The demand was overwhelming — we ended up selling over 2,000 tickets that year — and the dissatisfaction with the ticket process was just the same as it was this year. People couldn’t buy as many tickets as they wanted, they didn’t like the seats they got, and so on and so forth. I got that all day the first day of ticket sales, which lasted somewhere around 48 hours and might well be the longest day of my life.

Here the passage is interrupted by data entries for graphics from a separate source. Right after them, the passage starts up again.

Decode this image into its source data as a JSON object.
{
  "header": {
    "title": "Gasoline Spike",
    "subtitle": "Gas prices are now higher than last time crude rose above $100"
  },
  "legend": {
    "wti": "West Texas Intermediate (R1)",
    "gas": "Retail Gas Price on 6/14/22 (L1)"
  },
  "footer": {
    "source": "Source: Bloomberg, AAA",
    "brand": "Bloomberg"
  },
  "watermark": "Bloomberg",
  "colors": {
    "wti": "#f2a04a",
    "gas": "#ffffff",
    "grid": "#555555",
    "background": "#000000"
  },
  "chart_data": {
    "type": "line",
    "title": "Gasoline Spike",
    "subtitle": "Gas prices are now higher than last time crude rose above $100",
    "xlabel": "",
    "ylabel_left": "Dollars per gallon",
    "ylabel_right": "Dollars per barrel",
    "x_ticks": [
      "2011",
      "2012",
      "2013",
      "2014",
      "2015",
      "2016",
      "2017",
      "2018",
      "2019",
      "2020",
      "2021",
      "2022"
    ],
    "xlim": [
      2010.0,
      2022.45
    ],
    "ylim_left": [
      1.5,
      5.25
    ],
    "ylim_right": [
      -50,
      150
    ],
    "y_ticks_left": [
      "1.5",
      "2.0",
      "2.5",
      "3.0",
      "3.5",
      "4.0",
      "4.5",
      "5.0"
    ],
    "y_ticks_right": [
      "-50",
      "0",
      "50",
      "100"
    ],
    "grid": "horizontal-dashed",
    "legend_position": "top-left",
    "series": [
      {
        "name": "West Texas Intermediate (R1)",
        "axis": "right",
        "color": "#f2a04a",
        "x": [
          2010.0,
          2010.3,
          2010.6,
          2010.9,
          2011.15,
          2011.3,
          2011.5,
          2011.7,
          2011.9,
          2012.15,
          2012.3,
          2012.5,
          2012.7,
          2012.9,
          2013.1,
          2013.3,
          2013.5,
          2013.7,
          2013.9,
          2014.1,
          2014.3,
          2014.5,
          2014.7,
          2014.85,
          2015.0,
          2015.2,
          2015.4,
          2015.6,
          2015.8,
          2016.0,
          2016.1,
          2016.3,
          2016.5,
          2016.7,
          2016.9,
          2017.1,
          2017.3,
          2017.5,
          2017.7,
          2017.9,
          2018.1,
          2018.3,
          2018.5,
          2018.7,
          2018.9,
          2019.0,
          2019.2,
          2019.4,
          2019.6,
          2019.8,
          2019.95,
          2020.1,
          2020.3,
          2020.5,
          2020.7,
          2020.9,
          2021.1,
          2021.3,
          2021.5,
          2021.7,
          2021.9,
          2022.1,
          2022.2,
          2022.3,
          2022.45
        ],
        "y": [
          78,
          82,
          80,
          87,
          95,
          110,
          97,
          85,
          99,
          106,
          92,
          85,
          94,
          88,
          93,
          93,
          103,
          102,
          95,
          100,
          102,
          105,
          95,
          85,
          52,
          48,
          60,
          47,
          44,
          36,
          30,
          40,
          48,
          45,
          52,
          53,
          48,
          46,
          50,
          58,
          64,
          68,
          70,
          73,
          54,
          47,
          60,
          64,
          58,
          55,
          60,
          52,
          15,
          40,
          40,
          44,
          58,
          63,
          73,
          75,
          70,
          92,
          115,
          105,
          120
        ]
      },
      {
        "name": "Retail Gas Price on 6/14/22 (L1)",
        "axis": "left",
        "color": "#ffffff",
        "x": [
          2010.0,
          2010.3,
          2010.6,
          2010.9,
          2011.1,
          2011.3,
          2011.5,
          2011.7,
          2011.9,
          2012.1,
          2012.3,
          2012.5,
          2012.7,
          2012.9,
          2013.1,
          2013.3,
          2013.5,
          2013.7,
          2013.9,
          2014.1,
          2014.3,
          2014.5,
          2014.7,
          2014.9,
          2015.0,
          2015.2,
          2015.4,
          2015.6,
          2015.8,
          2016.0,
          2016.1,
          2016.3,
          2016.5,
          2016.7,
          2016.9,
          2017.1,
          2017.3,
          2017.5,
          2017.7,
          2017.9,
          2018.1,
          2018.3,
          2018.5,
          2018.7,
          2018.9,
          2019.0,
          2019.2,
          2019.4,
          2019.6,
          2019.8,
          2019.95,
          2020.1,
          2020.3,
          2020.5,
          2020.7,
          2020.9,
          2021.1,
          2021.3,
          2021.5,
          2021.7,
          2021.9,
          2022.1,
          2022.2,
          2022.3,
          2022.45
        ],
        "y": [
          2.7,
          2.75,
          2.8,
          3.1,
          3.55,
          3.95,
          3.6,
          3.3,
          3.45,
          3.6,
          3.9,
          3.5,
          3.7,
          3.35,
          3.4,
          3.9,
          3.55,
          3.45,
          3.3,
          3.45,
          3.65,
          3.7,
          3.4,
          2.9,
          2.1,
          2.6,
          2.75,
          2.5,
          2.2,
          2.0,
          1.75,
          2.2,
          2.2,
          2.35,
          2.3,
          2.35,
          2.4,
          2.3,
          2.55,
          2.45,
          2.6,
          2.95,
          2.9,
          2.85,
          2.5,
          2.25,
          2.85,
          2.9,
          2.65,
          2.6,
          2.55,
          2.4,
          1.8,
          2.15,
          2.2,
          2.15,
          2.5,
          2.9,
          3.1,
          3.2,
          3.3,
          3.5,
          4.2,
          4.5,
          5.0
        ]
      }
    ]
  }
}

In fact, the only way I made it through the day was because of one person, someone who didn’t have to be there but who was, someone who saw a situation where he could help out and did, who helped me until the last person was gone from the ticket window. That person was Dirk Combs.

It’s one of the great paradoxes of life that some of the worst people among us live to a ripe old age in prison, while those who represent the very best we have to offer leave us far too soon. That was the case last week, when he passed away at the age of 47. For years — in fact, the entire time I’ve known him — Dirk battled serious health problems with courage and determination, but an infection in his heart was a tougher foe than he could fight off.

Dirk was tireless worker who never let his physical difficulties keep him from helping people. Many of us complain for days about a little cold, but Dirk was never heard to complain about much bigger physical problems. And Dirk was always a cheerful presence wherever he was.

And Dirk was everywhere — working ballgames for WHS at the soccer fields, at Hatchet Hollow and the Hatchet House. He was also a longtime IHSAA swimming official, so well known that Sandy Searcy, the IHSAA Assistant Commissioner who oversees swimming, made the drive from Indianapolis to Washington last Friday to pay her respects to Dirk’s family, including his wife Pam and daughter Amber.

One night a few years ago at the Hatchet House, Dirk and I were working at a Hatchet basketball game when he began having some problems, which eventually led to him having to be taken by ambulance to the hospital. I’ll never forget seeing the EMTs wheel Dirk out Gate 4 when, just before they got to the door, he remembered that Amber was going to be at the game later on that evening.

Dirk reached out to me and said “Don’t tell Amber. I don’t want her to worry about me.” Here we were all worried about Dirk, and he was worried about his daughter worrying about him. Dirk touched a lot of lives in his time on earth. Places like the Hatchet House just won’t be the same without him around next year.